We bought the first and only place we saw. It was a half-built, two-storey wood-turner’s cedar-clad workshop on 20 acres of mostly uncleared land. Only half the walls were up, none of them sealed. Holes gaped wide where windows should’ve been. There was no stove, sink, or fridge, and only a couple of solar panels provided power which was generated through the place by extension cords linked to four car batteries.


My parents were a bit worried about our choice and had come down to have a look before we signed on the dotted line.


I sat halfway up the wooden staircase and watched through the door as Rob and my father paced out a possible position for a shed. Mum was standing in what would become our kitchen, about where a sink and a set of cupboards should have existed, had it been a legitimate house.


She frowned, looked up at me in wonder and asked,


“Is this really where you want to live?”


That’s when I did what my father had advised years before.

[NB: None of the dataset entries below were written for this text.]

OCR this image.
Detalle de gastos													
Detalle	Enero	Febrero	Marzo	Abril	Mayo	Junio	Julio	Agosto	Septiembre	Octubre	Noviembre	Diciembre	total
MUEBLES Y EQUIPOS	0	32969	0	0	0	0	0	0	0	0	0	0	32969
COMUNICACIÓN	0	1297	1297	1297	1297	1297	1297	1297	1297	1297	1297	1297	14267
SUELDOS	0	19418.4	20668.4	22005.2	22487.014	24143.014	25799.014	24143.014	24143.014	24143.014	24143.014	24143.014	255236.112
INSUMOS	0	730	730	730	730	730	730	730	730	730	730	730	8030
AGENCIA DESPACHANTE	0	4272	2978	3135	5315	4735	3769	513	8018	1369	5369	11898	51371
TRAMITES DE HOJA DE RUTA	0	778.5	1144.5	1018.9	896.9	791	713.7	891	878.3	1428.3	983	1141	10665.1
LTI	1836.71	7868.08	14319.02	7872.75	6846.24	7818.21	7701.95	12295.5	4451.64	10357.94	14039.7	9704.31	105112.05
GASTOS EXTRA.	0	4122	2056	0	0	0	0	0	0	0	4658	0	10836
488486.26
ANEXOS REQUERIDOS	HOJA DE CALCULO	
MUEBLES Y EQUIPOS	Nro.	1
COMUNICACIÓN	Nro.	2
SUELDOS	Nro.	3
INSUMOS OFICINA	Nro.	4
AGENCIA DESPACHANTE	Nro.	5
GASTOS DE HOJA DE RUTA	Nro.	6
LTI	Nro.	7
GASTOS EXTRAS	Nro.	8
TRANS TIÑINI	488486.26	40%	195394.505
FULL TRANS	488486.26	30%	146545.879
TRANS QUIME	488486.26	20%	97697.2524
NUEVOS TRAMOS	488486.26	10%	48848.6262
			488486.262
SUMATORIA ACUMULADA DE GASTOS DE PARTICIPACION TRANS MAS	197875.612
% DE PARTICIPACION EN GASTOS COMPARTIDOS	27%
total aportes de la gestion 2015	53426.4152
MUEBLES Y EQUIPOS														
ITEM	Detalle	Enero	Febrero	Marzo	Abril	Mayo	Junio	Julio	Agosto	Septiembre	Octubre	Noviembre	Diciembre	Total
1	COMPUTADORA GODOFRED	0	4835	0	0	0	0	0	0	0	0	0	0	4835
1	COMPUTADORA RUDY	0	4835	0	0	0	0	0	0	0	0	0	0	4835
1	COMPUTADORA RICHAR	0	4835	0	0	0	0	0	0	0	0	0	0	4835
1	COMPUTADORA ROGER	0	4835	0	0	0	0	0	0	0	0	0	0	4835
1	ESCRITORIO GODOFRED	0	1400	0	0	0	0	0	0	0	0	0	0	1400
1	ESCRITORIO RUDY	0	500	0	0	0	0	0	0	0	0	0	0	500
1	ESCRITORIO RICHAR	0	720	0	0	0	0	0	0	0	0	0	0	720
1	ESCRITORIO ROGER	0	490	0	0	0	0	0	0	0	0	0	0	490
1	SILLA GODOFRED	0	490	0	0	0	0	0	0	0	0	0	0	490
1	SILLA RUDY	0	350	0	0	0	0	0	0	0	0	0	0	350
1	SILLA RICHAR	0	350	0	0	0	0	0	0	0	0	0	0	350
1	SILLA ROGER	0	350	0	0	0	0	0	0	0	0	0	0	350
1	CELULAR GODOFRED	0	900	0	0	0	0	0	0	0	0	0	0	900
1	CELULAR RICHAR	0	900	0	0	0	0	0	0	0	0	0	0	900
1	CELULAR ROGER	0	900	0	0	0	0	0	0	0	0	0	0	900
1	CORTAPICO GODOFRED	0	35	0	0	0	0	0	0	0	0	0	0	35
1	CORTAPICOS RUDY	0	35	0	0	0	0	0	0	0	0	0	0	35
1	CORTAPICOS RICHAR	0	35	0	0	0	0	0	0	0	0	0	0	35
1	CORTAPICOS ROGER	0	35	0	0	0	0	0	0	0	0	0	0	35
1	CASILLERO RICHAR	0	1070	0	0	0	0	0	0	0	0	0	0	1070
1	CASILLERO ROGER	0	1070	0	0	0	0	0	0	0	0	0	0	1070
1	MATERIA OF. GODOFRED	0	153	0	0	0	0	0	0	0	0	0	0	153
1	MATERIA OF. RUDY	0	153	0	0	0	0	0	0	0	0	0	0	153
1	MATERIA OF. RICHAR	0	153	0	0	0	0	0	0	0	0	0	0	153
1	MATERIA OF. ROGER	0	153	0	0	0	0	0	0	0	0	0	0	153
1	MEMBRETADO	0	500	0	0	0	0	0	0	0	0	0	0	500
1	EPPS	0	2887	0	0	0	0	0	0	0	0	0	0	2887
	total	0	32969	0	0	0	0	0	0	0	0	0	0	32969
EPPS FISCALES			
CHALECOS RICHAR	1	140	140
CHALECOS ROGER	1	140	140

I watched myself.

What I saw was contentment. From this perspective, outside myself, I looked like I felt at home. I was rooted in this room, this patch of land, this corner of a big country.

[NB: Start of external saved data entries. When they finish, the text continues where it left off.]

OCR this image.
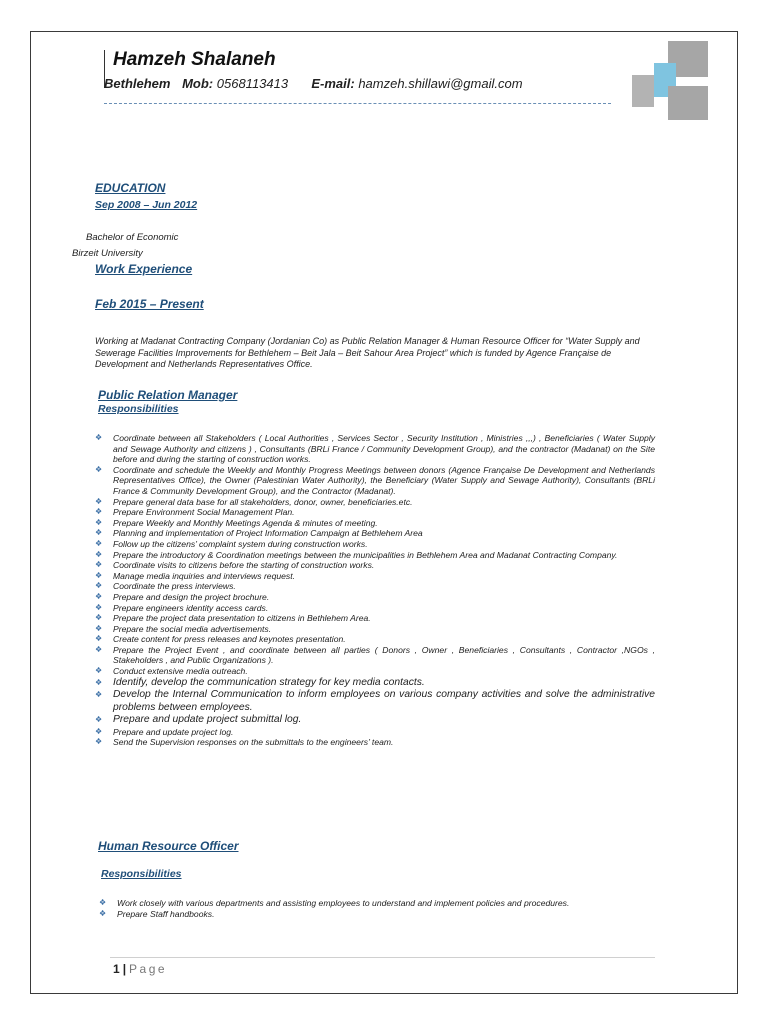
Hamzeh Shalaneh
Bethlehem Mob: 0568113413 E-mail: hamzeh.shillawi@gmail.com
EDUCATION
Sep 2008 – Jun 2012
Bachelor of Economic
Birzeit University
Work Experience
Feb 2015 – Present
Working at Madanat Contracting Company (Jordanian Co) as Public Relation Manager & Human Resource Officer for “Water Supply and Sewerage Facilities Improvements for Bethlehem – Beit Jala – Beit Sahour Area Project” which is funded by Agence Française de Development and Netherlands Representatives Office.
Public Relation Manager
Responsibilities
❖ Coordinate between all Stakeholders ( Local Authorities , Services Sector , Security Institution , Ministries ,,,) , Beneficiaries ( Water Supply and Sewage Authority and citizens ) , Consultants (BRLi France / Community Development Group), and the contractor (Madanat) on the Site before and during the starting of construction works.
❖ Coordinate and schedule the Weekly and Monthly Progress Meetings between donors (Agence Française De Development and Netherlands Representatives Office), the Owner (Palestinian Water Authority), the Beneficiary (Water Supply and Sewage Authority), Consultants (BRLi France & Community Development Group), and the Contractor (Madanat).
❖ Prepare general data base for all stakeholders, donor, owner, beneficiaries.etc.
❖ Prepare Environment Social Management Plan.
❖ Prepare Weekly and Monthly Meetings Agenda & minutes of meeting.
❖ Planning and implementation of Project Information Campaign at Bethlehem Area
❖ Follow up the citizens’ complaint system during construction works.
❖ Prepare the introductory & Coordination meetings between the municipalities in Bethlehem Area and Madanat Contracting Company.
❖ Coordinate visits to citizens before the starting of construction works.
❖ Manage media inquiries and interviews request.
❖ Coordinate the press interviews.
❖ Prepare and design the project brochure.
❖ Prepare engineers identity access cards.
❖ Prepare the project data presentation to citizens in Bethlehem Area.
❖ Prepare the social media advertisements.
❖ Create content for press releases and keynotes presentation.
❖ Prepare the Project Event , and coordinate between all parties ( Donors , Owner , Beneficiaries , Consultants , Contractor ,NGOs , Stakeholders , and Public Organizations ).
❖ Conduct extensive media outreach.
❖ Identify, develop the communication strategy for key media contacts.
❖ Develop the Internal Communication to inform employees on various company activities and solve the administrative problems between employees.
❖ Prepare and update project submittal log.
❖ Prepare and update project log.
❖ Send the Supervision responses on the submittals to the engineers’ team.
Human Resource Officer
Responsibilities
❖ Work closely with various departments and assisting employees to understand and implement policies and procedures.
❖ Prepare Staff handbooks.
1 | Page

“Yes, Mum. This is where I want to be.”


Watching myself, I sensed my instinctual knowing.


It’s nearly three decades later and I’m still here. The walls are finished and the windows in. There are three sheds, a fridge, a sink, a stove, and power points instead of extension cords.


Five children have flown the nest and an odd little wild garden flourishes on a terraced slope.


And I still, every now and then, step out of myself and watch myself walk by. That was wise advice from my father. It taught me to accept change ahead of time; accept joy as an innate state no one can take from me; and to accept and trust my instincts.


I recently attended a 50th high school reunion and came across one of my teenage poems published in a copy of the 1971 annual school magazine which was on display.


It was about a sunrise and was called “Deeper Crimson’.” It included phrases like, The sprinkling dew of night hangs suspended; and, We are moved by a vision of essence. I read and reread the tortuously tangled lines, but failed to make sense of them.


My father was right, as he was about many things. It was codswallop!


All the best as you occasionally watch yourself walk by!